A tour of the heavens that centers not so much on outer space as what it does to our inner beings.
For generations, prehistorians have considered the animals painted in ocher and charcoal on the ceilings of caves such as Lascaux to be ritual objects of a kind. But what if they’re really star charts? One scholar calculated the ephemera of 20,000 years ago and then mapped it onto a work of rock art called Bull No. 18. As science journalist Marchant writes, “he found that when the bull was created, the Pleiades were slightly higher above the bull’s back and that Aldebaran (the bull’s eye) was more clearly framed by the Hyades—an even closer match to the painting than they are today.” There’s nothing overly New Age–y about the thought that “Lascaux Cave is as much about cosmology as it is about biology.” Chronicling the history of the Hill of Tara (present-day Ireland), built long before the Great Pyramids, Marchant, who has a doctorate in genetics and medical microbiology, notes the work of a scientist who tried to work out how the ancient monument was oriented toward the sky.
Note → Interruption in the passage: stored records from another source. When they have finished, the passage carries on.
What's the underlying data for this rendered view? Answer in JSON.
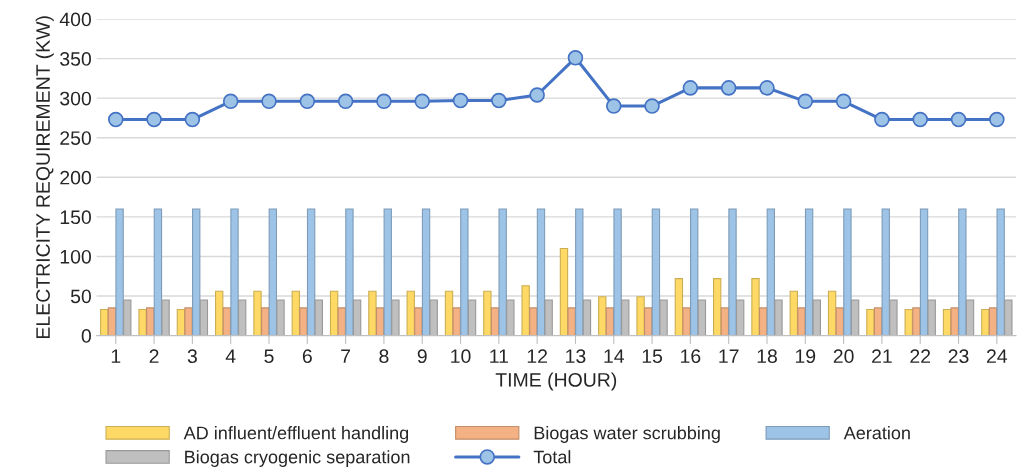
{
  "chart_data": {
    "type": "bar",
    "xlabel": "TIME (HOUR)",
    "ylabel": "ELECTRICITY REQUIREMENT (KW)",
    "categories": [
      "1",
      "2",
      "3",
      "4",
      "5",
      "6",
      "7",
      "8",
      "9",
      "10",
      "11",
      "12",
      "13",
      "14",
      "15",
      "16",
      "17",
      "18",
      "19",
      "20",
      "21",
      "22",
      "23",
      "24"
    ],
    "series": [
      {
        "name": "AD influent/effluent handling",
        "color": "#ffd966",
        "values": [
          33,
          33,
          33,
          56,
          56,
          56,
          56,
          56,
          56,
          56,
          56,
          63,
          110,
          49,
          49,
          72,
          72,
          72,
          56,
          56,
          33,
          33,
          33,
          33
        ]
      },
      {
        "name": "Biogas water scrubbing",
        "color": "#f4b183",
        "values": [
          35,
          35,
          35,
          35,
          35,
          35,
          35,
          35,
          35,
          35,
          35,
          35,
          35,
          35,
          35,
          35,
          35,
          35,
          35,
          35,
          35,
          35,
          35,
          35
        ]
      },
      {
        "name": "Aeration",
        "color": "#9dc3e6",
        "values": [
          160,
          160,
          160,
          160,
          160,
          160,
          160,
          160,
          160,
          160,
          160,
          160,
          160,
          160,
          160,
          160,
          160,
          160,
          160,
          160,
          160,
          160,
          160,
          160
        ]
      },
      {
        "name": "Biogas cryogenic separation",
        "color": "#bfbfbf",
        "values": [
          45,
          45,
          45,
          45,
          45,
          45,
          45,
          45,
          45,
          45,
          45,
          45,
          45,
          45,
          45,
          45,
          45,
          45,
          45,
          45,
          45,
          45,
          45,
          45
        ]
      },
      {
        "name": "Total",
        "type": "line",
        "color": "#4472c4",
        "marker": "circle",
        "values": [
          273,
          273,
          273,
          296,
          296,
          296,
          296,
          296,
          296,
          297,
          297,
          304,
          351,
          290,
          290,
          313,
          313,
          313,
          296,
          296,
          273,
          273,
          273,
          273
        ]
      }
    ],
    "ylim": [
      0,
      400
    ],
    "yticks": [
      0,
      50,
      100,
      150,
      200,
      250,
      300,
      350,
      400
    ],
    "grid": "y",
    "legend": "bottom"
  }
}
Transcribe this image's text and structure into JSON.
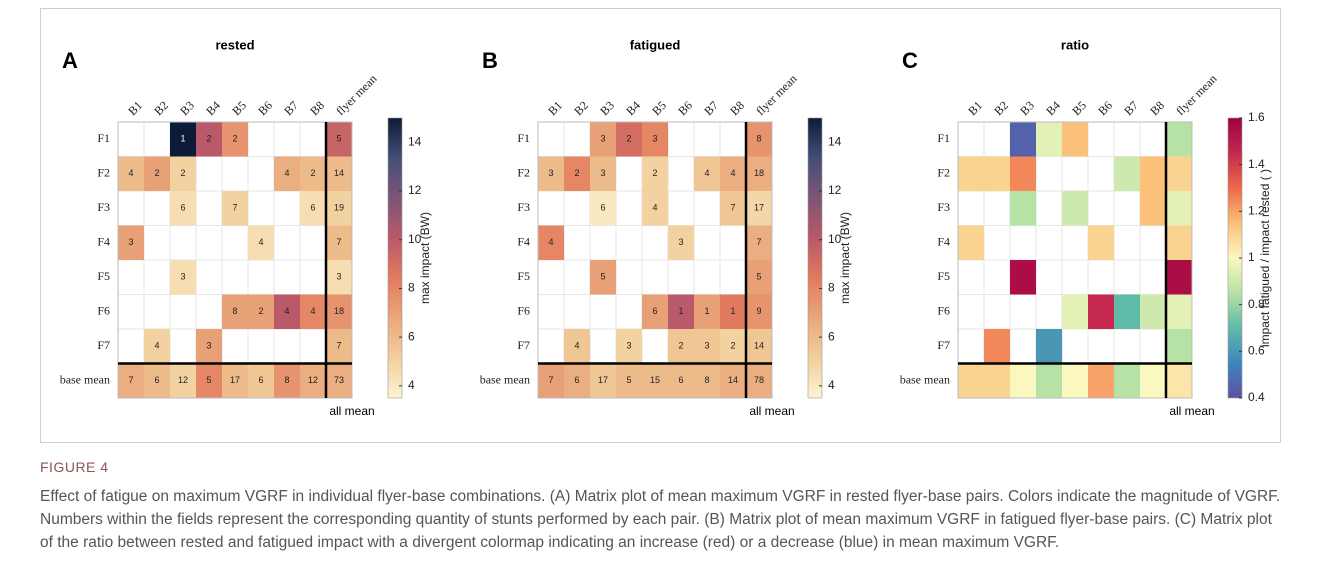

Readers will share his sense of wonder at a direct landing of sunlight “right in the tomb’s heart…until the chamber was so bright he could walk around without a lamp, and see the roof twenty feet above.” It’s a short hop from archaeoastronomy to current teleological notions of the “meaning” of the universe. As Marchant writes, “science is based on the idea of studying a purely physical, material reality. Subjective experience is stripped out so we can seek what’s really out there rather than in our imaginations. That has led inexorably to a worldview in which the physical universe is all that exists.” But is there more? That chapter has yet to be written.
Readers interested in the cognitive aspects of cosmology will enjoy Marchant’s explorations.